I've done this in past roles on AWS with their i3, etc. family with local attached storage and didn't use EBS.

thekozmo · 4 years ago

This is indeed what we (ScyllaDB) do, pretty much everywhere. It works great for 95% of our users. Discord wanted to add a level of guarantee since they observed a too high level of local disk failures.

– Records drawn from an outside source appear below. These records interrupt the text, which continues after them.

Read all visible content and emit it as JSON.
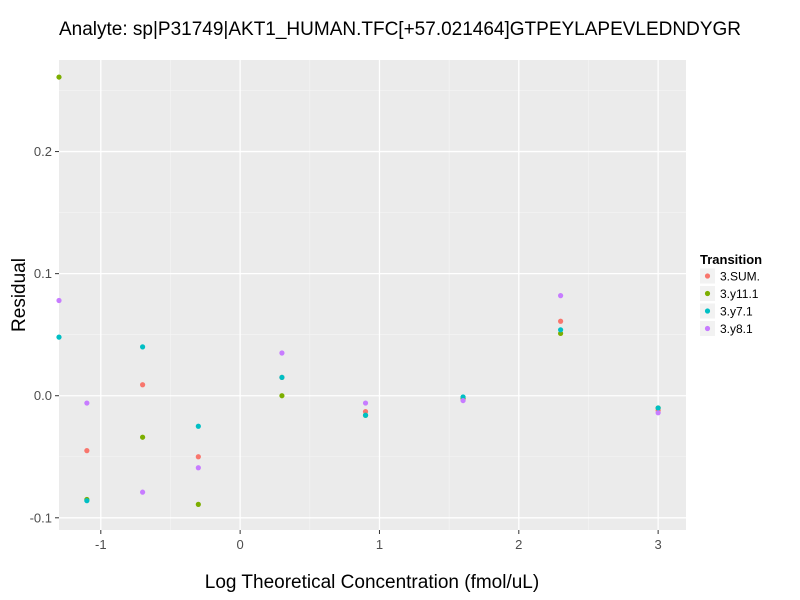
{
  "chart_data": {
    "type": "scatter",
    "title": "Analyte: sp|P31749|AKT1_HUMAN.TFC[+57.021464]GTPEYLAPEVLEDNDYGR",
    "xlabel": "Log Theoretical Concentration (fmol/uL)",
    "ylabel": "Residual",
    "xlim": [
      -1.3,
      3.2
    ],
    "ylim": [
      -0.11,
      0.275
    ],
    "x_ticks": [
      -1,
      0,
      1,
      2,
      3
    ],
    "x_tick_labels": [
      "-1",
      "0",
      "1",
      "2",
      "3"
    ],
    "y_ticks": [
      -0.1,
      0.0,
      0.1,
      0.2
    ],
    "y_tick_labels": [
      "-0.1",
      "0.0",
      "0.1",
      "0.2"
    ],
    "grid": true,
    "legend": {
      "title": "Transition",
      "placement": "right"
    },
    "series": [
      {
        "name": "3.SUM.",
        "color": "#F8766D",
        "points": [
          [
            -1.1,
            -0.045
          ],
          [
            -0.7,
            0.009
          ],
          [
            -0.3,
            -0.05
          ],
          [
            0.3,
            0.015
          ],
          [
            0.9,
            -0.013
          ],
          [
            1.6,
            -0.003
          ],
          [
            2.3,
            0.061
          ],
          [
            3.0,
            -0.012
          ]
        ]
      },
      {
        "name": "3.y11.1",
        "color": "#7CAE00",
        "points": [
          [
            -1.3,
            0.261
          ],
          [
            -1.1,
            -0.085
          ],
          [
            -0.7,
            -0.034
          ],
          [
            -0.3,
            -0.089
          ],
          [
            0.3,
            0.0
          ],
          [
            0.9,
            -0.016
          ],
          [
            1.6,
            -0.002
          ],
          [
            2.3,
            0.051
          ],
          [
            3.0,
            -0.01
          ]
        ]
      },
      {
        "name": "3.y7.1",
        "color": "#00BFC4",
        "points": [
          [
            -1.3,
            0.048
          ],
          [
            -1.1,
            -0.086
          ],
          [
            -0.7,
            0.04
          ],
          [
            -0.3,
            -0.025
          ],
          [
            0.3,
            0.015
          ],
          [
            0.9,
            -0.016
          ],
          [
            1.6,
            -0.001
          ],
          [
            2.3,
            0.054
          ],
          [
            3.0,
            -0.01
          ]
        ]
      },
      {
        "name": "3.y8.1",
        "color": "#C77CFF",
        "points": [
          [
            -1.3,
            0.078
          ],
          [
            -1.1,
            -0.006
          ],
          [
            -0.7,
            -0.079
          ],
          [
            -0.3,
            -0.059
          ],
          [
            0.3,
            0.035
          ],
          [
            0.9,
            -0.006
          ],
          [
            1.6,
            -0.004
          ],
          [
            2.3,
            0.082
          ],
          [
            3.0,
            -0.014
          ]
        ]
      }
    ]
  }
}
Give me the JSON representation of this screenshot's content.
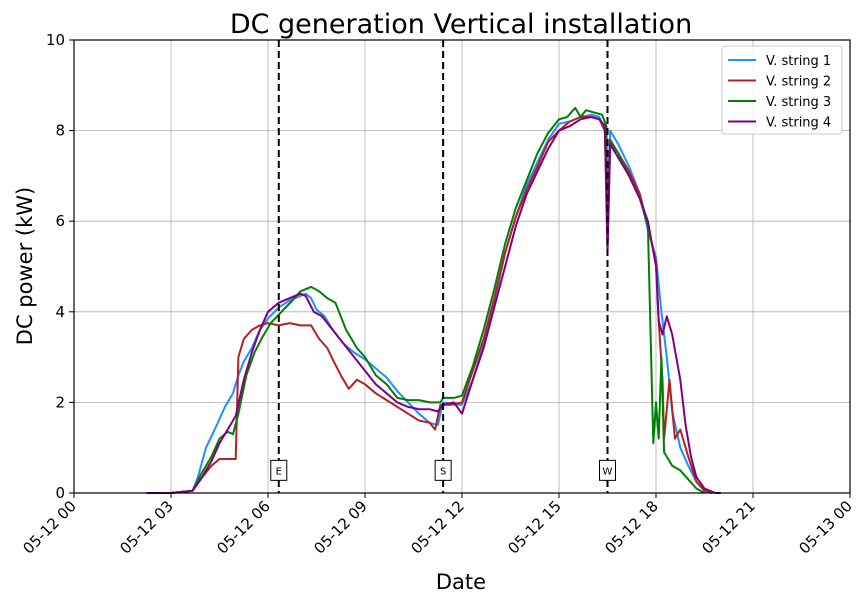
{
  "chart_data": {
    "type": "line",
    "title": "DC generation Vertical installation",
    "xlabel": "Date",
    "ylabel": "DC power (kW)",
    "xlim": [
      "05-12 00:00",
      "05-13 00:00"
    ],
    "ylim": [
      0,
      10
    ],
    "grid": true,
    "legend_position": "top-right",
    "x_ticks": [
      "05-12 00",
      "05-12 03",
      "05-12 06",
      "05-12 09",
      "05-12 12",
      "05-12 15",
      "05-12 18",
      "05-12 21",
      "05-13 00"
    ],
    "y_ticks": [
      "0",
      "2",
      "4",
      "6",
      "8",
      "10"
    ],
    "markers": [
      {
        "label": "E",
        "time": "05-12 06:20"
      },
      {
        "label": "S",
        "time": "05-12 11:25"
      },
      {
        "label": "W",
        "time": "05-12 16:30"
      }
    ],
    "series": [
      {
        "name": "V. string 1",
        "color": "#1e90ff",
        "points": [
          [
            "05-12 02:15",
            0
          ],
          [
            "05-12 03:00",
            0
          ],
          [
            "05-12 03:40",
            0.05
          ],
          [
            "05-12 03:50",
            0.35
          ],
          [
            "05-12 04:05",
            1.0
          ],
          [
            "05-12 04:25",
            1.5
          ],
          [
            "05-12 04:40",
            1.9
          ],
          [
            "05-12 04:55",
            2.2
          ],
          [
            "05-12 05:05",
            2.6
          ],
          [
            "05-12 05:15",
            2.9
          ],
          [
            "05-12 05:30",
            3.2
          ],
          [
            "05-12 05:45",
            3.6
          ],
          [
            "05-12 06:00",
            3.85
          ],
          [
            "05-12 06:20",
            4.1
          ],
          [
            "05-12 06:40",
            4.25
          ],
          [
            "05-12 07:00",
            4.35
          ],
          [
            "05-12 07:10",
            4.4
          ],
          [
            "05-12 07:20",
            4.3
          ],
          [
            "05-12 07:30",
            4.05
          ],
          [
            "05-12 07:45",
            3.9
          ],
          [
            "05-12 08:00",
            3.6
          ],
          [
            "05-12 08:20",
            3.3
          ],
          [
            "05-12 08:40",
            3.1
          ],
          [
            "05-12 09:00",
            2.95
          ],
          [
            "05-12 09:20",
            2.75
          ],
          [
            "05-12 09:40",
            2.55
          ],
          [
            "05-12 10:00",
            2.25
          ],
          [
            "05-12 10:20",
            2.0
          ],
          [
            "05-12 10:40",
            1.75
          ],
          [
            "05-12 11:00",
            1.55
          ],
          [
            "05-12 11:15",
            1.5
          ],
          [
            "05-12 11:25",
            2.0
          ],
          [
            "05-12 11:45",
            1.95
          ],
          [
            "05-12 12:00",
            1.95
          ],
          [
            "05-12 12:20",
            2.5
          ],
          [
            "05-12 12:40",
            3.3
          ],
          [
            "05-12 13:00",
            4.2
          ],
          [
            "05-12 13:20",
            5.3
          ],
          [
            "05-12 13:40",
            6.1
          ],
          [
            "05-12 14:00",
            6.8
          ],
          [
            "05-12 14:20",
            7.3
          ],
          [
            "05-12 14:40",
            7.8
          ],
          [
            "05-12 15:00",
            8.15
          ],
          [
            "05-12 15:20",
            8.2
          ],
          [
            "05-12 15:40",
            8.3
          ],
          [
            "05-12 16:00",
            8.35
          ],
          [
            "05-12 16:15",
            8.3
          ],
          [
            "05-12 16:25",
            8.0
          ],
          [
            "05-12 16:30",
            6.5
          ],
          [
            "05-12 16:35",
            8.0
          ],
          [
            "05-12 16:50",
            7.7
          ],
          [
            "05-12 17:10",
            7.2
          ],
          [
            "05-12 17:30",
            6.6
          ],
          [
            "05-12 17:45",
            5.8
          ],
          [
            "05-12 18:00",
            5.2
          ],
          [
            "05-12 18:10",
            4.0
          ],
          [
            "05-12 18:20",
            3.0
          ],
          [
            "05-12 18:30",
            1.8
          ],
          [
            "05-12 18:45",
            1.0
          ],
          [
            "05-12 19:00",
            0.6
          ],
          [
            "05-12 19:15",
            0.25
          ],
          [
            "05-12 19:30",
            0.05
          ],
          [
            "05-12 19:45",
            0
          ]
        ]
      },
      {
        "name": "V. string 2",
        "color": "#b22222",
        "points": [
          [
            "05-12 02:15",
            0
          ],
          [
            "05-12 03:00",
            0
          ],
          [
            "05-12 03:40",
            0.05
          ],
          [
            "05-12 03:55",
            0.3
          ],
          [
            "05-12 04:15",
            0.6
          ],
          [
            "05-12 04:30",
            0.75
          ],
          [
            "05-12 05:00",
            0.75
          ],
          [
            "05-12 05:05",
            3.0
          ],
          [
            "05-12 05:15",
            3.4
          ],
          [
            "05-12 05:30",
            3.6
          ],
          [
            "05-12 05:45",
            3.7
          ],
          [
            "05-12 06:00",
            3.75
          ],
          [
            "05-12 06:20",
            3.7
          ],
          [
            "05-12 06:40",
            3.75
          ],
          [
            "05-12 07:00",
            3.7
          ],
          [
            "05-12 07:20",
            3.7
          ],
          [
            "05-12 07:35",
            3.4
          ],
          [
            "05-12 07:50",
            3.2
          ],
          [
            "05-12 08:00",
            2.95
          ],
          [
            "05-12 08:15",
            2.6
          ],
          [
            "05-12 08:30",
            2.3
          ],
          [
            "05-12 08:45",
            2.5
          ],
          [
            "05-12 09:00",
            2.4
          ],
          [
            "05-12 09:20",
            2.2
          ],
          [
            "05-12 09:40",
            2.05
          ],
          [
            "05-12 10:00",
            1.9
          ],
          [
            "05-12 10:20",
            1.75
          ],
          [
            "05-12 10:40",
            1.6
          ],
          [
            "05-12 11:00",
            1.55
          ],
          [
            "05-12 11:10",
            1.4
          ],
          [
            "05-12 11:20",
            1.95
          ],
          [
            "05-12 11:40",
            1.95
          ],
          [
            "05-12 12:00",
            2.0
          ],
          [
            "05-12 12:20",
            2.7
          ],
          [
            "05-12 12:40",
            3.4
          ],
          [
            "05-12 13:00",
            4.3
          ],
          [
            "05-12 13:20",
            5.3
          ],
          [
            "05-12 13:40",
            6.1
          ],
          [
            "05-12 14:00",
            6.7
          ],
          [
            "05-12 14:20",
            7.2
          ],
          [
            "05-12 14:40",
            7.75
          ],
          [
            "05-12 15:00",
            8.0
          ],
          [
            "05-12 15:20",
            8.2
          ],
          [
            "05-12 15:40",
            8.3
          ],
          [
            "05-12 16:00",
            8.3
          ],
          [
            "05-12 16:15",
            8.25
          ],
          [
            "05-12 16:25",
            8.0
          ],
          [
            "05-12 16:30",
            6.0
          ],
          [
            "05-12 16:35",
            7.8
          ],
          [
            "05-12 16:50",
            7.5
          ],
          [
            "05-12 17:10",
            7.1
          ],
          [
            "05-12 17:30",
            6.6
          ],
          [
            "05-12 17:45",
            5.9
          ],
          [
            "05-12 18:00",
            5.1
          ],
          [
            "05-12 18:05",
            3.8
          ],
          [
            "05-12 18:12",
            2.5
          ],
          [
            "05-12 18:15",
            1.2
          ],
          [
            "05-12 18:25",
            2.5
          ],
          [
            "05-12 18:35",
            1.2
          ],
          [
            "05-12 18:45",
            1.4
          ],
          [
            "05-12 19:00",
            0.8
          ],
          [
            "05-12 19:15",
            0.25
          ],
          [
            "05-12 19:30",
            0.05
          ],
          [
            "05-12 19:45",
            0
          ]
        ]
      },
      {
        "name": "V. string 3",
        "color": "#008000",
        "points": [
          [
            "05-12 02:15",
            0
          ],
          [
            "05-12 03:00",
            0
          ],
          [
            "05-12 03:40",
            0.05
          ],
          [
            "05-12 03:55",
            0.4
          ],
          [
            "05-12 04:15",
            0.8
          ],
          [
            "05-12 04:30",
            1.2
          ],
          [
            "05-12 04:45",
            1.35
          ],
          [
            "05-12 04:55",
            1.3
          ],
          [
            "05-12 05:05",
            1.75
          ],
          [
            "05-12 05:20",
            2.6
          ],
          [
            "05-12 05:35",
            3.1
          ],
          [
            "05-12 05:50",
            3.45
          ],
          [
            "05-12 06:05",
            3.75
          ],
          [
            "05-12 06:25",
            4.0
          ],
          [
            "05-12 06:45",
            4.25
          ],
          [
            "05-12 07:00",
            4.45
          ],
          [
            "05-12 07:20",
            4.55
          ],
          [
            "05-12 07:35",
            4.45
          ],
          [
            "05-12 07:50",
            4.3
          ],
          [
            "05-12 08:05",
            4.2
          ],
          [
            "05-12 08:25",
            3.6
          ],
          [
            "05-12 08:45",
            3.2
          ],
          [
            "05-12 09:00",
            3.0
          ],
          [
            "05-12 09:20",
            2.6
          ],
          [
            "05-12 09:40",
            2.4
          ],
          [
            "05-12 10:00",
            2.1
          ],
          [
            "05-12 10:20",
            2.05
          ],
          [
            "05-12 10:40",
            2.05
          ],
          [
            "05-12 11:00",
            2.0
          ],
          [
            "05-12 11:20",
            2.0
          ],
          [
            "05-12 11:25",
            2.1
          ],
          [
            "05-12 11:45",
            2.1
          ],
          [
            "05-12 12:00",
            2.15
          ],
          [
            "05-12 12:20",
            2.8
          ],
          [
            "05-12 12:40",
            3.6
          ],
          [
            "05-12 13:00",
            4.5
          ],
          [
            "05-12 13:20",
            5.5
          ],
          [
            "05-12 13:40",
            6.3
          ],
          [
            "05-12 14:00",
            6.9
          ],
          [
            "05-12 14:20",
            7.5
          ],
          [
            "05-12 14:40",
            7.95
          ],
          [
            "05-12 15:00",
            8.25
          ],
          [
            "05-12 15:15",
            8.3
          ],
          [
            "05-12 15:30",
            8.5
          ],
          [
            "05-12 15:40",
            8.3
          ],
          [
            "05-12 15:50",
            8.45
          ],
          [
            "05-12 16:05",
            8.4
          ],
          [
            "05-12 16:20",
            8.35
          ],
          [
            "05-12 16:28",
            8.1
          ],
          [
            "05-12 16:30",
            5.5
          ],
          [
            "05-12 16:35",
            7.75
          ],
          [
            "05-12 16:50",
            7.5
          ],
          [
            "05-12 17:10",
            7.0
          ],
          [
            "05-12 17:30",
            6.5
          ],
          [
            "05-12 17:45",
            5.9
          ],
          [
            "05-12 17:50",
            3.5
          ],
          [
            "05-12 17:55",
            1.1
          ],
          [
            "05-12 18:00",
            2.0
          ],
          [
            "05-12 18:05",
            1.2
          ],
          [
            "05-12 18:10",
            3.0
          ],
          [
            "05-12 18:15",
            0.9
          ],
          [
            "05-12 18:30",
            0.6
          ],
          [
            "05-12 18:45",
            0.5
          ],
          [
            "05-12 19:00",
            0.3
          ],
          [
            "05-12 19:15",
            0.1
          ],
          [
            "05-12 19:30",
            0
          ]
        ]
      },
      {
        "name": "V. string 4",
        "color": "#800080",
        "points": [
          [
            "05-12 02:15",
            0
          ],
          [
            "05-12 03:00",
            0
          ],
          [
            "05-12 03:40",
            0.05
          ],
          [
            "05-12 03:55",
            0.3
          ],
          [
            "05-12 04:15",
            0.7
          ],
          [
            "05-12 04:30",
            1.1
          ],
          [
            "05-12 04:45",
            1.4
          ],
          [
            "05-12 05:00",
            1.7
          ],
          [
            "05-12 05:15",
            2.5
          ],
          [
            "05-12 05:30",
            3.1
          ],
          [
            "05-12 05:45",
            3.6
          ],
          [
            "05-12 06:00",
            4.0
          ],
          [
            "05-12 06:20",
            4.2
          ],
          [
            "05-12 06:40",
            4.3
          ],
          [
            "05-12 07:00",
            4.4
          ],
          [
            "05-12 07:10",
            4.35
          ],
          [
            "05-12 07:25",
            4.0
          ],
          [
            "05-12 07:40",
            3.9
          ],
          [
            "05-12 08:00",
            3.6
          ],
          [
            "05-12 08:20",
            3.3
          ],
          [
            "05-12 08:40",
            3.0
          ],
          [
            "05-12 09:00",
            2.7
          ],
          [
            "05-12 09:20",
            2.4
          ],
          [
            "05-12 09:40",
            2.2
          ],
          [
            "05-12 10:00",
            2.0
          ],
          [
            "05-12 10:20",
            1.9
          ],
          [
            "05-12 10:40",
            1.85
          ],
          [
            "05-12 11:00",
            1.85
          ],
          [
            "05-12 11:15",
            1.8
          ],
          [
            "05-12 11:25",
            1.95
          ],
          [
            "05-12 11:45",
            2.0
          ],
          [
            "05-12 12:00",
            1.75
          ],
          [
            "05-12 12:20",
            2.5
          ],
          [
            "05-12 12:40",
            3.2
          ],
          [
            "05-12 13:00",
            4.1
          ],
          [
            "05-12 13:20",
            5.0
          ],
          [
            "05-12 13:40",
            5.9
          ],
          [
            "05-12 14:00",
            6.6
          ],
          [
            "05-12 14:20",
            7.1
          ],
          [
            "05-12 14:40",
            7.6
          ],
          [
            "05-12 15:00",
            8.0
          ],
          [
            "05-12 15:20",
            8.1
          ],
          [
            "05-12 15:40",
            8.25
          ],
          [
            "05-12 16:00",
            8.3
          ],
          [
            "05-12 16:15",
            8.25
          ],
          [
            "05-12 16:25",
            8.1
          ],
          [
            "05-12 16:30",
            5.3
          ],
          [
            "05-12 16:35",
            7.7
          ],
          [
            "05-12 16:50",
            7.4
          ],
          [
            "05-12 17:10",
            7.0
          ],
          [
            "05-12 17:30",
            6.5
          ],
          [
            "05-12 17:45",
            6.0
          ],
          [
            "05-12 18:00",
            5.0
          ],
          [
            "05-12 18:05",
            3.8
          ],
          [
            "05-12 18:12",
            3.5
          ],
          [
            "05-12 18:20",
            3.9
          ],
          [
            "05-12 18:30",
            3.5
          ],
          [
            "05-12 18:45",
            2.5
          ],
          [
            "05-12 18:55",
            1.5
          ],
          [
            "05-12 19:05",
            0.8
          ],
          [
            "05-12 19:15",
            0.35
          ],
          [
            "05-12 19:30",
            0.1
          ],
          [
            "05-12 19:50",
            0
          ],
          [
            "05-12 20:00",
            0
          ]
        ]
      }
    ]
  }
}
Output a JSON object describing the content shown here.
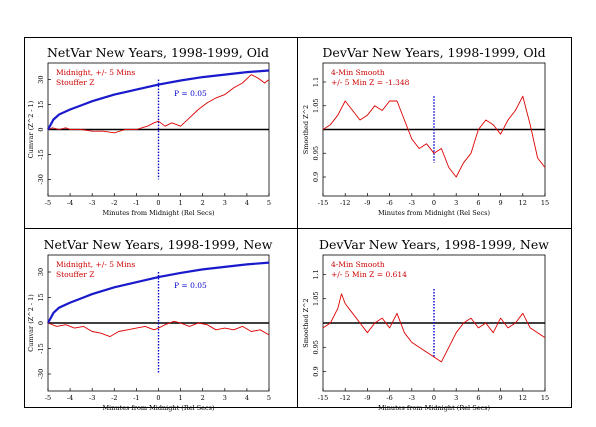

Yikes! Wonder what's up with GCP in that regard.

legulere · 4 years ago

Basically they need to solve local SSDs not having all needed features and persistent disks having too high latency by:

> essentially a write-through cache, with GCP's Local SSDs as the cache and Persistent Disks as the storage layer.

ahepp · 4 years ago

I found it worth noting that the cache is primarily interested through linux's built in software raid system, md. SSDs in raid0 (strip), persistent disk in raid1 (mirror).

simcop2387 · 4 years ago

Not just a mirror but a specific setup of the mirror where it does its best to only write to one of the mirror devices, unless the other starts reporting read errors. This way they don't lose data, errors get handled gracefully and they can still snapshot the high latency disks for replication/migration tasks. That write-mostly feature was not something I was aware existed but it sounds absolutely perfect for a lot of use cases.

Deleted Comment

Key sentence and a half:

'Discord runs most of its hardware in Google Cloud and they provide ready access to “Local SSDs” — NVMe based instance storage, which do have incredibly fast latency profiles. Unfortunately, in our testing, we ran into enough reliability issues'

why_only_15 · 4 years ago

Don't all physical SSDs have reliability issues? There's a good reason we replicate data across devices.

Well NVME drives shouldn't fail at a high rate, but if they don't have good local storage capabilities, then yes they have to build something else that is different.

winrid · 4 years ago

An easy way I usually solve this with most MongoDB deployments is to have a couple data-serving nodes per shard that have local NVME drives and then have a hidden secondary that just uses an EBS volume with point-in-time backups.

Your write load is already split up per-shard in this scenario, so you can horizontally scale out or increase IOPS of the EBS volumes to scale. And you can recover from the hidden secondaries if needed.

And no fancy code written! :)

(by the way, feel free to shoot me an email if you need help with Mongo performance stuff!)

t0mas88 · 4 years ago

Clever trick. Having dealt with very similar things using Cassandra, I'm curious how this setup will react to a failure of a local Nvme disk.

They say that GCP will kill the whole node, which is probably a good thing if you can be sure it does that quickly and consistently.

If it doesn't (or not fast enough) you'll have a slow node amongst faster ones, creating a big hotspot in your database. Cassandra doesn't work very well if that happens and in early versions I remember some cascading effects when a few nodes had slowdowns.

mikesun · 4 years ago

That's good observation. We've spent a lot of time on our control plane which handles the various RAID1 failure modes, e.g. when a RAID1 degrades due to failed local SSD, we force stop the node so that it doesn't continue to operate as a slow node. Wait for part 2! :)

TheGuyWhoCodes · 4 years ago

that's always a risk when using local drives and needing to rebuild when a node dies but I guess they can over provision in case of one node failure in cluster until the cache is warmed up

Edit: Just wanted to add that because they are using Persistent Disks as the source of truth and depending on the network bandwidth it might not be that big of a problem to restore a node to a working state if it's using a quorum for reads and RP >= 3.

Resorting a Node from zero in case of disk failure will always be bad.

They could also have another caching layer on top of the cluster to further mitigated the latency issue until the nodes gets back to health and finishes all the hinted handoffs.

jhgg · 4 years ago

We have two ways of re-building a node under this setup.

We can either re-build the node by simply wiping its disks, and letting it stream in data from other replicas, or we can re-build by simply re-syncing the pd-ssd to the nvme.

Node failure is a regular occurrence, it isn't a "bad" thing, and something we intend to fully automate. Node should be able to fail and recover without anyone noticing.